Yes, yes, yes.  Great educators know how to help virtually all kids learn.  They know to tailor their instruction based on data and other research points.  We should be encouraging that and empowering teachers to do so each and every day.  But we can’t lose sight of that last clause (and many may have missed it last night over the cheap applause line of not teaching to the test).  We must “replace teachers who just aren’t helping kids learn.”  In our quest for a great educator in every classroom, we must also realize not everyone is cut out to teach.  We need serious educator evaluation systems that ensure everyone is evaluated, everyone is evaluated every year, and those evaluations are based primarily on student learning.  And, like it or not, student performance tests still remain the greatest measure we have for student learning.  So if we can’t get struggling educators the professional development and support necessary to excel in the classroom, we need to be prepared to transition them out of the school.       

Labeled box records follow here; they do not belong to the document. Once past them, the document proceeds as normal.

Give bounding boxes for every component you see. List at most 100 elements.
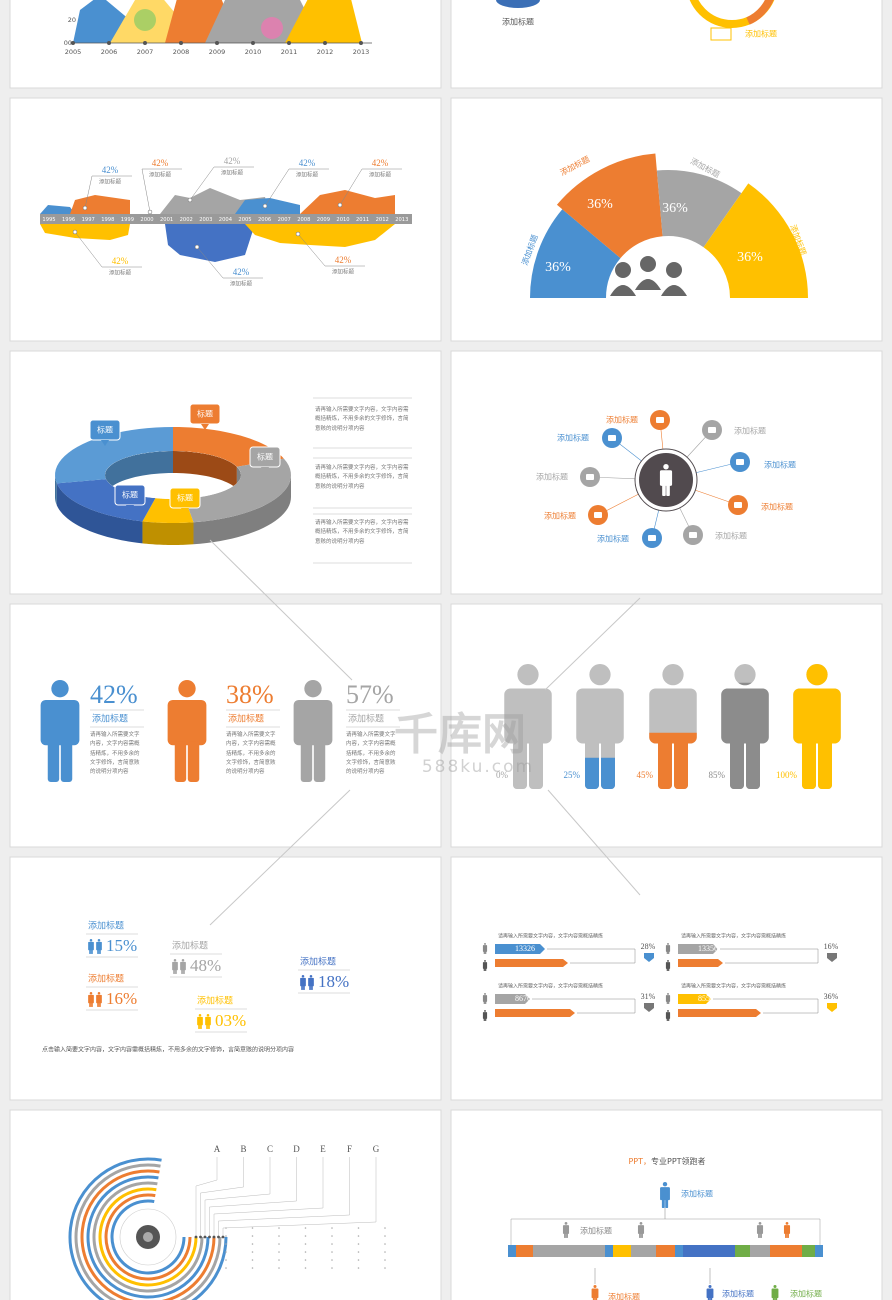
people-icon bbox=[615, 262, 631, 278]
person-icon bbox=[180, 961, 186, 971]
dot bbox=[331, 1235, 333, 1237]
person-icon bbox=[311, 982, 313, 990]
dot bbox=[225, 1251, 227, 1253]
hub-label: 添加标题 bbox=[734, 426, 766, 436]
letter: D bbox=[293, 1144, 300, 1154]
letter: F bbox=[347, 1144, 352, 1154]
dot bbox=[251, 1243, 254, 1245]
slide bbox=[450, 856, 883, 1101]
item-title: 添加标题 bbox=[348, 713, 384, 725]
timeline-segment bbox=[815, 1245, 823, 1257]
person-icon bbox=[668, 1014, 670, 1021]
dot bbox=[278, 1243, 280, 1245]
year-label: 2011 bbox=[356, 217, 369, 223]
person-icon bbox=[300, 977, 306, 987]
callout-line bbox=[141, 168, 182, 213]
icon-glyph bbox=[586, 474, 594, 480]
icon-glyph bbox=[689, 532, 697, 538]
shape bbox=[245, 224, 395, 247]
donut-sector bbox=[703, 183, 808, 298]
year-label: 1996 bbox=[62, 217, 75, 223]
person-icon bbox=[206, 1021, 208, 1029]
callout-label: 添加标题 bbox=[332, 268, 355, 276]
person-icon bbox=[666, 947, 668, 954]
ring bbox=[689, 0, 775, 28]
shield-icon bbox=[644, 1003, 654, 1012]
person-icon bbox=[187, 741, 200, 782]
person-icon bbox=[485, 947, 487, 954]
callout-dot bbox=[72, 229, 78, 235]
letter: A bbox=[214, 1144, 221, 1154]
dot bbox=[357, 1227, 360, 1229]
shape bbox=[235, 198, 300, 214]
person-icon bbox=[666, 964, 668, 971]
shape bbox=[496, 0, 540, 8]
person-icon bbox=[483, 947, 485, 954]
dot bbox=[251, 1235, 254, 1237]
year-label: 1995 bbox=[42, 217, 55, 223]
bracket bbox=[720, 948, 819, 964]
connector-dot bbox=[203, 1235, 207, 1239]
value-bar bbox=[495, 1009, 575, 1017]
axis-dot bbox=[215, 41, 219, 45]
value-bar bbox=[678, 959, 723, 967]
callout-value: 42% bbox=[335, 255, 352, 265]
person-icon bbox=[787, 1229, 789, 1238]
person-icon bbox=[637, 1225, 645, 1234]
timeline-segment bbox=[605, 1245, 613, 1257]
slide bbox=[9, 603, 442, 848]
connector-dot bbox=[212, 1235, 216, 1239]
value-bar bbox=[495, 944, 545, 954]
percent-label: 45% bbox=[637, 770, 654, 780]
person-icon bbox=[562, 1225, 570, 1234]
hub-label: 添加标题 bbox=[544, 511, 576, 521]
timeline-label: 添加标题 bbox=[790, 1289, 822, 1299]
person-icon bbox=[197, 1016, 203, 1026]
laptop-icon bbox=[710, 27, 732, 41]
timeline-segment bbox=[613, 1245, 631, 1257]
person-icon bbox=[734, 664, 756, 686]
dot bbox=[331, 1267, 333, 1269]
person-icon bbox=[99, 946, 101, 954]
year-label: 2013 bbox=[395, 217, 408, 223]
dot bbox=[251, 1251, 254, 1253]
icon-glyph bbox=[656, 417, 664, 423]
person-icon bbox=[576, 688, 624, 744]
callout-dot bbox=[147, 209, 153, 215]
icon-glyph bbox=[608, 435, 616, 441]
person-icon bbox=[181, 966, 183, 974]
donut-top bbox=[56, 479, 156, 522]
icon-glyph bbox=[648, 535, 656, 541]
year-label: 2010 bbox=[336, 217, 349, 223]
person-icon bbox=[517, 664, 539, 686]
year-label: 2003 bbox=[199, 217, 212, 223]
callout-dot bbox=[194, 244, 200, 250]
item-value: 15% bbox=[106, 936, 137, 955]
dot bbox=[278, 1259, 280, 1261]
dot bbox=[225, 1243, 227, 1245]
person-icon bbox=[662, 664, 684, 686]
person-icon bbox=[88, 941, 94, 951]
year-label: 2009 bbox=[317, 217, 330, 223]
person-icon bbox=[668, 947, 670, 954]
donut-side bbox=[142, 521, 194, 545]
dot bbox=[357, 1267, 360, 1269]
row-percent: 16% bbox=[824, 942, 839, 951]
dot bbox=[278, 1227, 280, 1229]
person-icon bbox=[200, 1021, 202, 1029]
person-icon bbox=[482, 1012, 488, 1019]
item-title: 添加标题 bbox=[88, 920, 124, 932]
icon-glyph bbox=[708, 427, 716, 433]
person-icon bbox=[756, 1225, 764, 1234]
callout-dot bbox=[82, 205, 88, 211]
dot bbox=[331, 1243, 333, 1245]
callout-value: 42% bbox=[224, 156, 241, 166]
item-title: 添加标题 bbox=[197, 995, 233, 1007]
person-icon bbox=[661, 1196, 665, 1208]
paragraph: 请再输入所需要文字内容，文字内容需概括精炼，不用多余的文字修饰，言简意赅的说明分… bbox=[315, 465, 409, 490]
person-icon bbox=[668, 997, 670, 1004]
sector-value: 36% bbox=[587, 197, 613, 212]
connector bbox=[209, 1157, 297, 1237]
callout-line bbox=[74, 231, 142, 268]
person-icon bbox=[293, 699, 333, 746]
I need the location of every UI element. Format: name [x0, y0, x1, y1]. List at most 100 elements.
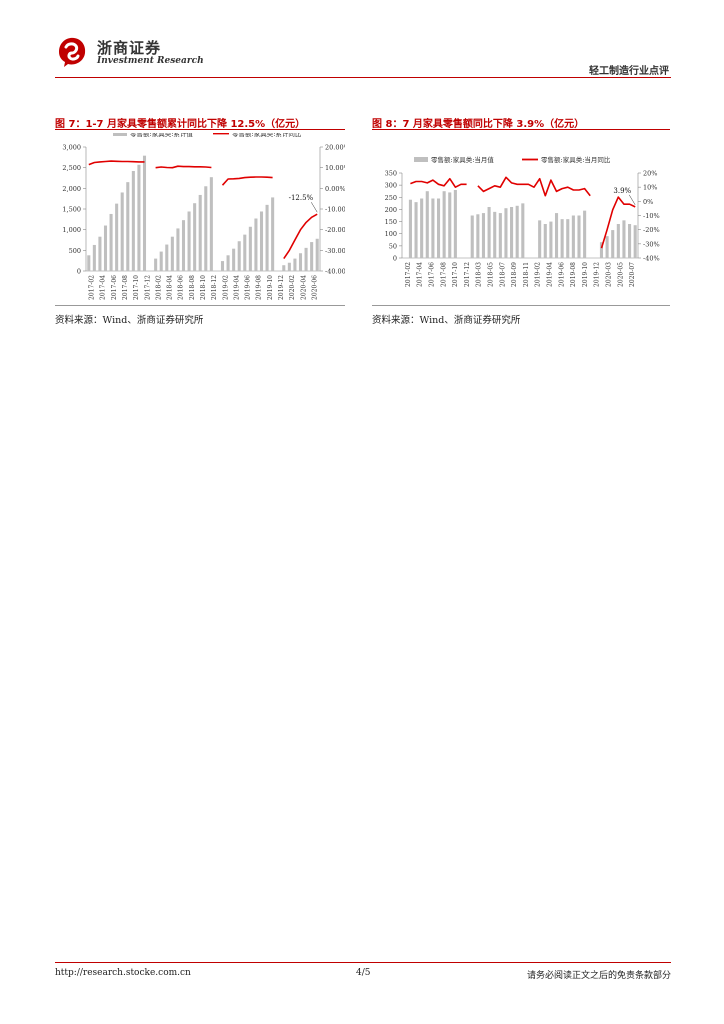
chart8-x-tick-label: 2019-08 — [570, 262, 577, 287]
chart7-bar — [159, 251, 163, 271]
figure-7-chart: 0 500 1,000 1,500 2,000 2,500 3,000 -40.00% -30.… — [62, 133, 345, 300]
chart8-left-tick-label: 250 — [385, 194, 397, 202]
chart8-x-tick-label: 2019-12 — [594, 262, 601, 287]
chart8-annotation-leader — [628, 194, 636, 205]
footer-disclaimer: 请务必阅读正文之后的免责条款部分 — [526, 971, 671, 981]
chart8-bar — [628, 224, 632, 258]
chart7-bar — [193, 203, 197, 271]
chart7-bar — [165, 244, 169, 271]
chart7-bar — [220, 261, 225, 271]
page-number: 4/5 — [356, 968, 371, 978]
chart7-bar — [103, 225, 108, 271]
company-name-en: Investment Research — [97, 56, 204, 66]
chart7-bar — [287, 262, 291, 271]
chart8-bar — [448, 192, 452, 258]
chart8-bar — [420, 198, 424, 258]
chart8-x-tick-label: 2018-09 — [511, 262, 518, 287]
chart7-bar — [315, 238, 319, 271]
chart8-bar — [549, 221, 553, 258]
chart7-legend-bar-swatch — [113, 133, 127, 136]
chart7-bar — [282, 265, 286, 271]
chart8-bar — [431, 198, 435, 258]
chart7-x-tick-label: 2018-10 — [200, 275, 207, 300]
chart8-right-tick-label: -10% — [643, 212, 660, 220]
chart8-bar — [470, 215, 474, 258]
chart7-right-tick-label: 0.00% — [325, 185, 345, 193]
chart8-bar — [616, 224, 620, 258]
chart8-bar — [554, 213, 559, 258]
chart8-bar — [622, 220, 626, 258]
chart7-x-tick-label: 2019-10 — [267, 275, 274, 300]
chart8-bar — [599, 242, 604, 258]
company-logo-icon — [59, 37, 86, 67]
chart8-bar — [481, 213, 486, 258]
chart7-bar — [226, 255, 230, 271]
chart7-bar — [310, 242, 314, 271]
chart8-bar — [543, 224, 547, 258]
chart7-bar — [204, 186, 208, 271]
chart7-bar — [181, 220, 186, 271]
chart7-right-tick-label: -20.00% — [325, 226, 345, 234]
figure-8-rule — [372, 129, 670, 130]
chart8-bar — [515, 205, 519, 258]
chart7-bar — [98, 236, 102, 271]
chart8-bar — [487, 207, 491, 258]
chart8-right-tick-label: 20% — [643, 170, 657, 178]
chart7-bar — [198, 194, 202, 271]
chart8-right-tick-label: -20% — [643, 226, 660, 234]
figure-7-rule — [55, 129, 345, 130]
chart8-bar — [633, 225, 637, 258]
chart7-x-tick-label: 2019-06 — [245, 275, 252, 300]
chart8-x-tick-label: 2020-03 — [606, 262, 613, 287]
figure-8-source-rule — [372, 305, 670, 306]
chart7-left-tick-label: 2,500 — [62, 164, 81, 172]
chart7-left-tick-label: 500 — [69, 247, 81, 255]
chart7-x-tick-label: 2018-04 — [167, 275, 174, 300]
chart7-left-tick-label: 0 — [77, 268, 81, 276]
chart7-bar — [115, 203, 119, 271]
chart8-annotation: 3.9% — [613, 187, 631, 195]
chart8-x-tick-label: 2017-06 — [429, 262, 436, 287]
figure-7-title: 图 7：1-7 月家具零售额累计同比下降 12.5%（亿元） — [55, 119, 306, 130]
chart7-legend-bar-label: 零售额:家具类:累计值 — [130, 133, 193, 138]
chart7-bar — [243, 234, 247, 271]
chart7-x-tick-label: 2017-08 — [122, 275, 129, 300]
chart8-bar — [504, 208, 508, 258]
chart7-bar — [293, 258, 297, 271]
chart7-x-tick-label: 2019-02 — [222, 275, 229, 300]
chart8-bar — [425, 191, 429, 258]
chart8-legend-bar-swatch — [414, 157, 428, 162]
chart7-x-tick-label: 2020-02 — [289, 275, 296, 300]
page-header: 浙商证券 Investment Research 轻工制造行业点评 — [55, 34, 671, 78]
chart7-x-tick-label: 2018-12 — [211, 275, 218, 300]
footer-url[interactable]: http://research.stocke.com.cn — [55, 968, 191, 978]
company-name-cn: 浙商证券 — [97, 39, 162, 57]
chart8-bar — [442, 191, 446, 258]
chart7-annotation: -12.5% — [289, 194, 314, 202]
chart8-bar — [538, 220, 542, 258]
chart8-left-tick-label: 50 — [389, 242, 397, 250]
chart8-bar — [476, 214, 480, 258]
chart8-right-tick-label: -40% — [643, 255, 660, 263]
chart7-bar — [109, 213, 113, 271]
chart8-left-tick-label: 300 — [385, 182, 397, 190]
chart8-left-tick-label: 200 — [385, 206, 397, 214]
chart8-legend-bar-label: 零售额:家具类:当月值 — [431, 155, 494, 164]
chart8-bar — [583, 210, 587, 258]
chart7-right-tick-label: -40.00% — [325, 268, 345, 276]
chart8-x-tick-label: 2017-02 — [405, 262, 412, 287]
chart8-bar — [493, 211, 497, 258]
figure-8-title: 图 8：7 月家具零售额同比下降 3.9%（亿元） — [372, 119, 585, 130]
chart7-bar — [265, 204, 269, 271]
chart8-x-tick-label: 2018-11 — [523, 262, 530, 287]
chart8-bar — [571, 215, 575, 258]
chart8-left-tick-label: 100 — [385, 230, 397, 238]
chart7-bar — [131, 170, 135, 271]
chart7-bar — [232, 248, 236, 271]
chart7-right-tick-label: -10.00% — [325, 206, 345, 214]
chart7-x-tick-label: 2017-12 — [144, 275, 151, 300]
chart7-line-series — [88, 160, 318, 260]
chart7-left-tick-label: 2,000 — [62, 185, 81, 193]
chart8-line-series — [410, 176, 636, 249]
chart8-x-tick-label: 2020-07 — [629, 262, 636, 287]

And lastly, President Obama’s “bold” call to action to ensure every student is college and career ready.
“I call on every State to require that all students stay in high school until they graduate or turn eighteen.” 
And here we have the President’s big educational swing and a miss.  This is a process goal, not an outcomes goal.  Based on AYP figures and recent on school improvement and turnaround, we know that far too many kids — particularly those from historically disadvantaged populations — are attending failing schools.  This is particularly true of secondary school students.  
Why force a student to stay in a school that has long been branded a “drop-out factory?”  Why keep a kid in school until he is 18 when he only reading at the grade level of an eight-year-old?  Why stick around for a high school diploma when it also requires massive remediation to attend a postsecondary institution?
No, the call should not be to require students to stick around a bad situation, giving us nothing more than a process win.  Instead, we should be focused on improving the outcomes of high school.  How do we demonstrate the relevance of a high school curriculum?  How do we engage kids?  How do we provide choices for a meaningful high school education?  How do we show the college and career paths that come from earning that diploma?  How do we make kids see they want to stick around, and don’t have to be mandated to do so?
At this point in time, we all realize that a high school diploma is the bare minimum to participate in our economy and our society.  For most, some form of postsecondary education is also necessary.  Until we improve the quality and direction of our high schools — and help kids see that dropping out is never a viable option — that mandatory diploma will be nothing more than a certificate of attendance.  We need to make a diploma something all kids covet … not a mandatory experience like going to the dentist.